In summary, UTNet’s real-time video detection performance across surface, subsurface, mid-depth, and abyssal zones validates its stability and generalization. With increasing depth, the performance of SSD, YOLOv8, YOLOv11, and YOLOv12 is significantly affected, exhibiting noticeable fluctuations in detection confidence across different water depths. This variability hinders their ability to ensure accurate and real-time detection under varying depth conditions. In contrast, UTNet demonstrates superior confidence levels and stability compared to YOLOv8, YOLOv11, and YOLOv12. It not only achieves high accuracy and reliability in surface marine environments but also maintains strong robustness and adaptability in deep-sea conditions.
Through systematic analysis of different depth confidence metrics and comparative evaluations in real-time video detection, UTNet’s capacity for accuracy and efficiency in marine debris detection is conclusively demonstrated. UTNet demonstrates significant improvements in precision maintenance and environmental adaptability, while Faster-R-CNN, SSD, and YOLOv5/v8/v11/v12 are obviously affected by depth. These experiments indicate that the critical requirements for high-precision lightweight detection can be successfully fulfilled by UTNet across varied marine environments.
5. Conclusions
This study developed a lightweight UTNet model for marine debris detection. It delivers efficient real-time performance across different ocean depths. Based on the YOLOv8 architecture and trained on the publicly available UTD2 Computer Vision Project dataset, UTNet incorporates several key improvements. These include receptive-field coordinate attention convolution (RFCAConv) to better capture irregular underwater objects and spatial features, wise-IoU (WIoU) loss to address small target detection and class imbalance through adaptive weighting, and a group normalization detail-enhanced shared convolutional visual head (GDESCV head) to reduce model size and computational load.
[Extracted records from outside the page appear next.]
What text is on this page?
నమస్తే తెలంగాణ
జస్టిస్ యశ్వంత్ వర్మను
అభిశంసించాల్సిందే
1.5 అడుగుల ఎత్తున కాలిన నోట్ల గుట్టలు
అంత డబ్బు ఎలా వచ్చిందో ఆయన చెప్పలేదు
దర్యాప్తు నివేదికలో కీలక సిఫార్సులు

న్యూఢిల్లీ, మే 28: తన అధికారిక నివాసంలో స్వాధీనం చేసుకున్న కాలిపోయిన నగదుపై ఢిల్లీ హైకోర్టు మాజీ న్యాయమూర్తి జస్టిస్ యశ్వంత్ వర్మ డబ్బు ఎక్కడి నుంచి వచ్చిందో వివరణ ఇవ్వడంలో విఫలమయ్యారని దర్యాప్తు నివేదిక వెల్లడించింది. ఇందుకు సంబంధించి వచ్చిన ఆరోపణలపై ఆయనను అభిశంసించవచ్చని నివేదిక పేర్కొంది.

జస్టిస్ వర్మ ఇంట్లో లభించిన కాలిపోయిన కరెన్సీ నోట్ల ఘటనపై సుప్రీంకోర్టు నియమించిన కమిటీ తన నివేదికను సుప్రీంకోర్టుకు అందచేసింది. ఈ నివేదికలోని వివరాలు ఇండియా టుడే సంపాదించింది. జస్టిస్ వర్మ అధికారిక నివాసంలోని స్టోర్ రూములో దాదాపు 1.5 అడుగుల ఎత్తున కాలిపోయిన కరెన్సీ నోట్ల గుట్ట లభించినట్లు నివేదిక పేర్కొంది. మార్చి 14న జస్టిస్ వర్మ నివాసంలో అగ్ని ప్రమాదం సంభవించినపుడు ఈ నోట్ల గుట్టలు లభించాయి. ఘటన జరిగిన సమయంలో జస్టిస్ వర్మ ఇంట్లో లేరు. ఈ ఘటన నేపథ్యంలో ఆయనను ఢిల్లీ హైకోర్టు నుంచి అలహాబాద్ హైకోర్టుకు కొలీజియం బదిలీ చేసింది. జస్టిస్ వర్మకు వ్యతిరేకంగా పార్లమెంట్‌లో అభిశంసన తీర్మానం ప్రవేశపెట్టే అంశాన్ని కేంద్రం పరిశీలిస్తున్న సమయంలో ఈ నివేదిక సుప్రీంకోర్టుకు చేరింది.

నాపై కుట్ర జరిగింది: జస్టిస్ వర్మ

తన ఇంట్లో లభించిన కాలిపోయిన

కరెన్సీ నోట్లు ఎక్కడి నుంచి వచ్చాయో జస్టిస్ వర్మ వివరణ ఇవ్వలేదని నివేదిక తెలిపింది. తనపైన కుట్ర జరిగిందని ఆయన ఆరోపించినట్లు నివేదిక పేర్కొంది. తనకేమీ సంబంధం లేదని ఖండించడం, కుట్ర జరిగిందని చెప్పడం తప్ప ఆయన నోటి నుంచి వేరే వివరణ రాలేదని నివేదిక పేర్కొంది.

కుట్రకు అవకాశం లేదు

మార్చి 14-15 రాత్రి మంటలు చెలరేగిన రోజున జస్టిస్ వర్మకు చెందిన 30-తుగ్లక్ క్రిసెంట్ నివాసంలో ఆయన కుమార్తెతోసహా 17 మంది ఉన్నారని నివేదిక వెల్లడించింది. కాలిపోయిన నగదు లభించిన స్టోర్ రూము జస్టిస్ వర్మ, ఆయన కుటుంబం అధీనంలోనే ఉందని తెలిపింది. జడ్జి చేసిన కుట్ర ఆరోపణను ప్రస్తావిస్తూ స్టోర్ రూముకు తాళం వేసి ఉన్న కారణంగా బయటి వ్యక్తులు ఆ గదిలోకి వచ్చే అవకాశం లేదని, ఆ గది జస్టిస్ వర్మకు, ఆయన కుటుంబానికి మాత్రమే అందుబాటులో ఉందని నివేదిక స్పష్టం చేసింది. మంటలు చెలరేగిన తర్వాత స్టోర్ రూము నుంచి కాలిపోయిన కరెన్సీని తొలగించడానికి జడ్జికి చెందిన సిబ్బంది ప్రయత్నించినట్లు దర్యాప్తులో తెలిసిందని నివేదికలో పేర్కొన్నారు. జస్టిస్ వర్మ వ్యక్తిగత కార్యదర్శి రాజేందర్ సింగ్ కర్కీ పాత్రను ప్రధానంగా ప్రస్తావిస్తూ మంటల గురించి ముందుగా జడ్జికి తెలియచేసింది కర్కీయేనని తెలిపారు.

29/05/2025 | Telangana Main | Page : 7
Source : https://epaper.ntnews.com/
The optimized UTNet achieves an mAP50 of 0.941 and mAP50-95 of 0.723, with only 2.471 M parameters and 7.2 GFlops. It outperforms six other models, including Faster R-CNN, SSD, and YOLOv5/v8/v11/v12, in both accuracy and efficiency. To evaluate its adaptability to varying depths, UTNet was tested on five real underwater videos at depths ranging from −93 m to −2048 m. The results show that UTNet maintains stable and generally increasing confidence scores across these depths. It reaches peaks of 0.901 at the surface and 0.764 in the deep sea. Other models showed larger fluctuations. These models struggled with challenges such as color distortion, object deformation, and poor visibility caused by underwater conditions.
Despite difficulties including limited viewing angles, ROV motion, lighting interference, and suspended particles, UTNet consistently detects debris under difficult visual circumstances. While its confidence scores are not always the highest at every depth, UTNet demonstrates strong adaptability to varying scenes. This supports reliable debris detection and cleanup in diverse marine environments.
This work contributes to sustainable ocean protection by improving underwater robotics’ ability to detect plastic pollution with a lightweight, accurate, and depth-resilient solution.